At birth, a newborn baby’s stomach is very tiny, about the size of a cherry. Even the tiny hospital bottles are way too much for the first two weeks of baby’s life! Overfeeding does not help baby sleep and in fact, it causes unnecessary spit up and gastric discomfort. Additionally many new parents who are breastfeeding want to ensure that their baby is indeed eating enough. So that you and baby can both feel comfortable, this blog answers the question… How big is a newborn’s stomach?
Small, frequent feeds, sometimes up to 12 feeds per 24 hour period, are the norm in baby’s first weeks. If it feels like, “All I’m doing is nursing/feeding!” then chances are you’re doing everything right.
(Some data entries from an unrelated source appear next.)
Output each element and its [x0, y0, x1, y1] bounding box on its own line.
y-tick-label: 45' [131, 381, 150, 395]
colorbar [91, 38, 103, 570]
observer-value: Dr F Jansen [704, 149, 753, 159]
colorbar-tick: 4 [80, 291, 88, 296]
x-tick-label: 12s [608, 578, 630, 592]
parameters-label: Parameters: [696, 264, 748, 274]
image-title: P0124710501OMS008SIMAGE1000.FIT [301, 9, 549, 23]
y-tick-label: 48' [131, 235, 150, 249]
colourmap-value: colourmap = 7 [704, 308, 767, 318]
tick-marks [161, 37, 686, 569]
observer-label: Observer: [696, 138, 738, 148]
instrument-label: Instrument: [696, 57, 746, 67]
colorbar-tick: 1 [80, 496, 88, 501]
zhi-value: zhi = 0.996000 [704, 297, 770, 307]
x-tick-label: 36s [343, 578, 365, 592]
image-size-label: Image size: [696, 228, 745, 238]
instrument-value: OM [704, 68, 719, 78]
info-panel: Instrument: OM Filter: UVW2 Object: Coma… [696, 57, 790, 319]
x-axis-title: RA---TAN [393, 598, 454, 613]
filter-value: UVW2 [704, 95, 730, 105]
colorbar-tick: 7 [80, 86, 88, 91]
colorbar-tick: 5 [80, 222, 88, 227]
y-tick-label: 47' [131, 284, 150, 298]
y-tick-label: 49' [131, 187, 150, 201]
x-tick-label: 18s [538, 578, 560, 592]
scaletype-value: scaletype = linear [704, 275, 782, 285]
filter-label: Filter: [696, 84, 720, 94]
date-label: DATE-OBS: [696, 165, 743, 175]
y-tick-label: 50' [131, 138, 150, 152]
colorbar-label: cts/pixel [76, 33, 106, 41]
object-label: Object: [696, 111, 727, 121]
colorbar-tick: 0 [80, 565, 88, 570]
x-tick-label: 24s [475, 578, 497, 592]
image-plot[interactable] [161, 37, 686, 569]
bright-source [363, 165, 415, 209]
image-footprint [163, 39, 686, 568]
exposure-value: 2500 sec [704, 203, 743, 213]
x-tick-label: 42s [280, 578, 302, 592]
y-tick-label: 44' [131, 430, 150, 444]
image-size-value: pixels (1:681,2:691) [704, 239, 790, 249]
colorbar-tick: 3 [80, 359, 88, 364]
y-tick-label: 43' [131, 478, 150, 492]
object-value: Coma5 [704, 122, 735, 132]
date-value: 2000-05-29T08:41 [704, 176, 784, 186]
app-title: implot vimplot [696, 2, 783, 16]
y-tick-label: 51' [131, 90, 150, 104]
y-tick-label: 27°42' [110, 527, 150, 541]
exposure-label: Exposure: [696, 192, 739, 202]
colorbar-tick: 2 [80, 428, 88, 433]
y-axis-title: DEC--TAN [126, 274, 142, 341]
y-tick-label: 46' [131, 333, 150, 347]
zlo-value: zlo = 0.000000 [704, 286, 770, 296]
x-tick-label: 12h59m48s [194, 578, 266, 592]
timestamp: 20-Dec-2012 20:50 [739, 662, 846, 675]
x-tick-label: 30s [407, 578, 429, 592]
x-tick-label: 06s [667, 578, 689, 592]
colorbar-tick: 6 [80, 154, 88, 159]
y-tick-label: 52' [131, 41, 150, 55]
For breastfeeding moms, milk typically “comes in” on about day four or five after baby’s birth.
Small frequent feeds are the norm during this time. Our helpful visual below shows the volume of a newborn’s stomach:
How big is a newborn’s stomach?
Things to Remember
If you have other questions about early breast or bottle feeding, Your First Night Home may help. One particular piece of advice to remember if you’re nursing is that milk doesn’t “come in” right away. It may seem like baby is not getting enough to eat but skin to skin contact and sucking are what helps milk to come in. Of course ask your pediatrician or lactation counselor if you’re worried.
For bottle feeding families, remember that the speed of the bottle’s nipple and amount of formula will effect how much your newborn takes in. The pre-made hospital bottles you may be sent home with are WAY TOO MUCH formula for a newborn. It is very easy to overfeed from a bottle because baby can’t naturally start and stop the flow so even though our urge might be to feed, feed, feed and not waste any formula, refer to the chart above to give baby the correct amount of food.